For Christmas 2021, I created three wooden presents: a cutting-and-serving tray for baguette bread, an edge-grain cutting board with juice grooves for the kitchen, and finally a large coaster for those bigger pots. All three items were created using water-resistant and food-safe graded glue, and finished by either rubbing them or fully soaking them in mineral food-safe oil, followed by a rub-on food-safe wax.

     

Baguette bread cutting and serving tray

For the tray, I started with a long trunk of roughly-cut wood, and then jointed and planed it down to a smaller, perfect-square block. Then I set up my table saw for a long cove cut. I then made repeated, wide cuts across the block which dip a little bit into the bottom. The final piece was given some edges on the under side and fully sanded smooth.
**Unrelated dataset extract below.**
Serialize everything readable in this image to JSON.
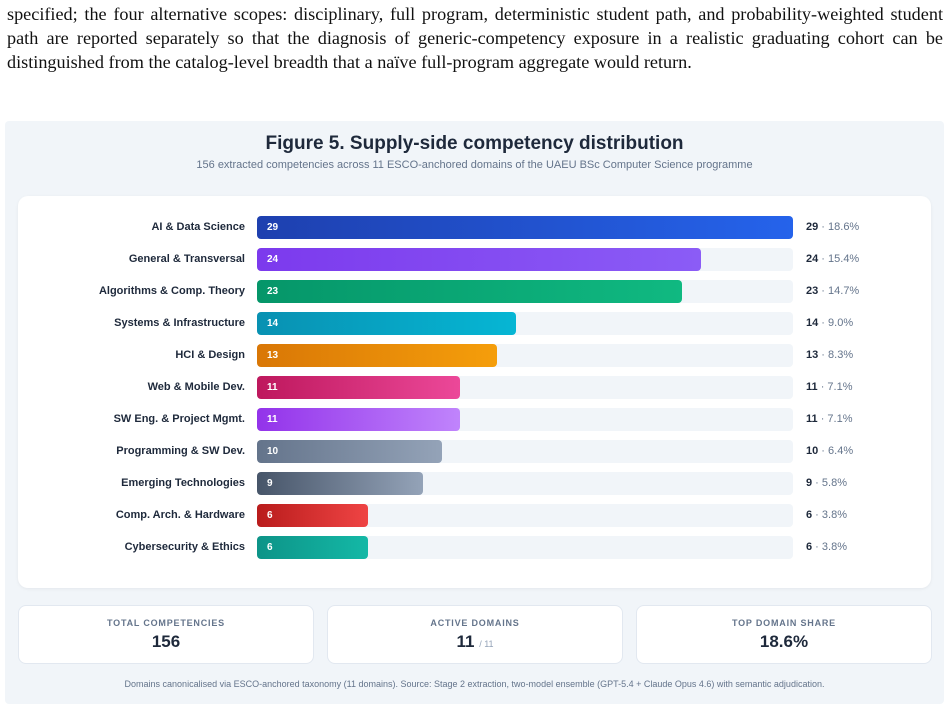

The tray is used as follows: place a long baguette bread in the cove, and slice it up with a knife through the slits; that way you will conveniently end up with equally-sized slices of bread.

                                     

Cutting board

There exist various types of cutting boards for the kitchen, but those that have the best life are so-called end-grain cutting boards. Such boards are better at dealing with repeated knife cuts, as a knife will now cut between grains instead of across them. I started by cutting some long strips and glueing them together in an alternating fashion, with their face grain up. These were then sliced across the grain direction, and again glued together, but this time turning every slice up to reveal the end grain, and flipping every other slice to create a checkered pattern. After jointing and planing both sides, I rounded over all sides, top and bottom. For the finishing touch, I created two juice grooves at opposites sides.

                                                         

Large coaster

To create the large coaster, I started by glueing some slices together in pairs, each time a light and a dark one. These were then sawn to have an equal width, after which I glued them together to form a thick board, with colours alternating between the top and bottom layers. Then, they were again sawn into slices of equal width, and glued together, each time flipping every other slice to create a checkered pattern. I then took the board once more to the table saw, this time to create a big disk. The underside was routed away to create an inset for carrying it with your fingers.